La relation d’agence est le contrat par lequel une ou plusieurs personnes (le principal) a recours aux services d’une personne (l’agent) afin d’accomplir en son nom une tâche quelconque, ce qui implique une délégation de nature décisionnelle à l’agent. Des coûts d’agence apparaissent alors dans toute situation impliquant une coopération. Cette définition de la relation d’agence est à la base de la relation entre les actionnaires (supposés agir comme principal unique) et le dirigeant (agent), mais également de celle existant entre l’employeur et l’employé, ou encore de celle qui lie le producteur au distributeur. L’agent, en contrepartie de la rémunération qu’il reçoit du principal, doit agir avec comme objectif d’accomplir sa mission qui lui est confiée, en tenant compte des objectifs et des conditions négociées avec le principal. Cette situation est notamment fréquente dans de nombreux contrats tels que les contrats de franchise ou dans certains de sous-traitance.

Les contrats d’affaires peuvent également être analysés à travers la théorie des droits de propriété

Ainsi, les contrats vus du point de vue de la théorie de l’agence sont « explicites » ou « implicites » et surtout, ils sont réputés incomplets. Cette incomplétude est liée à l’incertitude, aux capacités cognitives limitées des individus et aux coûts d’établissement des contrats.

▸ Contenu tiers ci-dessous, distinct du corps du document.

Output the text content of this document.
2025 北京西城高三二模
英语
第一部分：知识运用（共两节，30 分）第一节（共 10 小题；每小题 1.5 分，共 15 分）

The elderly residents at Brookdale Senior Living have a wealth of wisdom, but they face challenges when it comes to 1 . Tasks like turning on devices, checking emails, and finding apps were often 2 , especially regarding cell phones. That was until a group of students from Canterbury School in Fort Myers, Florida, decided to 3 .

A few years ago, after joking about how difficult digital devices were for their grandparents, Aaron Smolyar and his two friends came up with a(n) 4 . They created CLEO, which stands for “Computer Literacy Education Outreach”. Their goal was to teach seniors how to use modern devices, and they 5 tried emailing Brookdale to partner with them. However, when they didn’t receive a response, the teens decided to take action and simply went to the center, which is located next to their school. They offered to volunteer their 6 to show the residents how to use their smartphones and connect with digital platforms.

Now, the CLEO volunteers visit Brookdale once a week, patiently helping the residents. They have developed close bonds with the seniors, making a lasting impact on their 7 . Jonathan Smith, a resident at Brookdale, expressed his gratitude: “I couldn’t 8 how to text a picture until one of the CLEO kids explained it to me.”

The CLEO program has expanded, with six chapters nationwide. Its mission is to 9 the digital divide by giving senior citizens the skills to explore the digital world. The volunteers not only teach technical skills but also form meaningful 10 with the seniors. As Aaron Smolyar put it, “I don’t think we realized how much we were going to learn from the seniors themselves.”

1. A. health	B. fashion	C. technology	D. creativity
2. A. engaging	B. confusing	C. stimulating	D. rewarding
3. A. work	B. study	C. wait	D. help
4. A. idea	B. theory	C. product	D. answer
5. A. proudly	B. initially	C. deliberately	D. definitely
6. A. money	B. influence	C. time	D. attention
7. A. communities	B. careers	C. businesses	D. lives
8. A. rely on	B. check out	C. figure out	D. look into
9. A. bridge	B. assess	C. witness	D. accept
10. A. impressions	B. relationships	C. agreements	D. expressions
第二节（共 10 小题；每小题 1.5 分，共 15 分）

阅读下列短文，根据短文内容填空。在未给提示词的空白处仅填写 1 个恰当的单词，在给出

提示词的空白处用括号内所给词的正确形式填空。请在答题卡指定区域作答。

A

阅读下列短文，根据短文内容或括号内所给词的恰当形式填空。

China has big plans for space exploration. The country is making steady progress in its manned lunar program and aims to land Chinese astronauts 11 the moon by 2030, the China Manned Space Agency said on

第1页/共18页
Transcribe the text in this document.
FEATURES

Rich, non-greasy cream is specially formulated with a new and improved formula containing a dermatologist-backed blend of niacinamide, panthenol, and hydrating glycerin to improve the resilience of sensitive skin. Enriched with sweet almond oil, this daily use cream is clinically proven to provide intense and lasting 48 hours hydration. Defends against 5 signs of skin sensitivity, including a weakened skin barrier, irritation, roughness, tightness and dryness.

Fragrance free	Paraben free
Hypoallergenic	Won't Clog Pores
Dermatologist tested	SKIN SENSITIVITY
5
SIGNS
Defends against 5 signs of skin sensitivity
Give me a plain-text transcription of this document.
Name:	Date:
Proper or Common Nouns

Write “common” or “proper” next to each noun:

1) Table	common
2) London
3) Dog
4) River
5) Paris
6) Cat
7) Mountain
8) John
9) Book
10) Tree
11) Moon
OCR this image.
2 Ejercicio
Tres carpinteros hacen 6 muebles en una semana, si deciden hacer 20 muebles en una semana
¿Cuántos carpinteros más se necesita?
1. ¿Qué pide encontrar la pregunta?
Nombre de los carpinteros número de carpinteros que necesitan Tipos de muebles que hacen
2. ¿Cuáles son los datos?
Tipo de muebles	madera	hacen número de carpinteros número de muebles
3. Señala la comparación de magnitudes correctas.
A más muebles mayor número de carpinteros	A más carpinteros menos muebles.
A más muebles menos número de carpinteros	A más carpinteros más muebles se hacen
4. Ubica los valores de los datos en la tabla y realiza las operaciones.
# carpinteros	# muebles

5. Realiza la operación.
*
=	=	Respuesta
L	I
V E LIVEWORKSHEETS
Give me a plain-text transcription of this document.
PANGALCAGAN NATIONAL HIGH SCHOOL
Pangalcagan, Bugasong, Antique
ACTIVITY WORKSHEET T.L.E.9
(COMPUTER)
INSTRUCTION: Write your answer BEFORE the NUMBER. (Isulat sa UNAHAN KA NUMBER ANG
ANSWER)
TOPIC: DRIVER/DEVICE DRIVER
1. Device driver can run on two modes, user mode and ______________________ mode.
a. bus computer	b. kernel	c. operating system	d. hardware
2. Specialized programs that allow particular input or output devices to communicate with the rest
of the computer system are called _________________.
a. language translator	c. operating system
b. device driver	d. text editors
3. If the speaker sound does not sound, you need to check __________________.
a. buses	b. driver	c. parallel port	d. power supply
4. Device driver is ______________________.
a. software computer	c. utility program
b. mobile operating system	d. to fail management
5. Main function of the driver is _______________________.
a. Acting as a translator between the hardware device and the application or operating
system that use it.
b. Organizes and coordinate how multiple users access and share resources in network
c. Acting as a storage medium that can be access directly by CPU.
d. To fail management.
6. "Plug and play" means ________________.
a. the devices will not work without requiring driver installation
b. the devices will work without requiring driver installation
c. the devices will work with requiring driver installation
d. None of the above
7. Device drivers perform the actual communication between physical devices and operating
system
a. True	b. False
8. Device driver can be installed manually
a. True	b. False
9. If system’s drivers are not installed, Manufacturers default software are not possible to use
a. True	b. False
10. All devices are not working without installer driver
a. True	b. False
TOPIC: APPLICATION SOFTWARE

Les relations nouées entre les individus peuvent être sources de conflits d’intérêt susceptibles d’empêcher la conclusion d’un accord qui serait mutuellement profitable aux parties impliquées.

LES APPORTS DE LA THÉORIE DES COÛTS DE TRANSACTION ET DES DROITS DE PROPRIÉTÉ

Selon la théorie des coûts de transaction, les entreprises sont « des structures d’organisation » constituées d’un réseau de contrats. La hiérarchie, ou la réciprocité des relations contractuelles, est alors source de déclenchement de coûts de transaction. Ainsi, l’efficacité des différentes institutions économiques (grandes ou petites entreprises, joint-ventures, établissements franchisés, sous-traitants) doit être évaluée en fonction d’une analyse coûts/économie des coûts de transaction. Et c’est alors que naissent des imperfections de marché qui rendent difficiles l’optimisation des relations contractuelles. Les contrats d’affaires peuvent également être analysés à travers la théorie des droits de propriété qui apporte un éclairage à la contractualisation au sein des organisations. Au départ de la théorie, tout échange entre agents, et de manière générale toute relation de quelle nature qu’elle soit, peut être considérée comme un échange de droits de propriété sur des objets. Le droit de propriété est ainsi un droit socialement validé à choisir les usages d’un bien économique. Cinq hypothèses servent de socle à la théorie des droits de propriété :

  1. Les agents économiques maximisent leur fonction d’utilité et sont motivés par la recherche d’un intérêt personnel quel que soit le système économique dans lequel ils opèrent et quels que soient les droits de propriété dont ils disposent ;
  2.  Les préférences d’un individu sont révélées par un comportement sur le marché ;
  3. L’information n’est jamais parfaite et les coûts de transaction ne sont pas nuls. Ces coûts, loin d’être négligeables, constituent un élément explicatif du comportement économique des individus ;
  4. Les agents sont soumis à des contraintes imposées par la structure du système dans lesquels ils opèrent.
  5. L’agent, dans une organisation n’est plus un agent passif, c’est un agent qui maximise son utilité dans les limites imposées par la structure.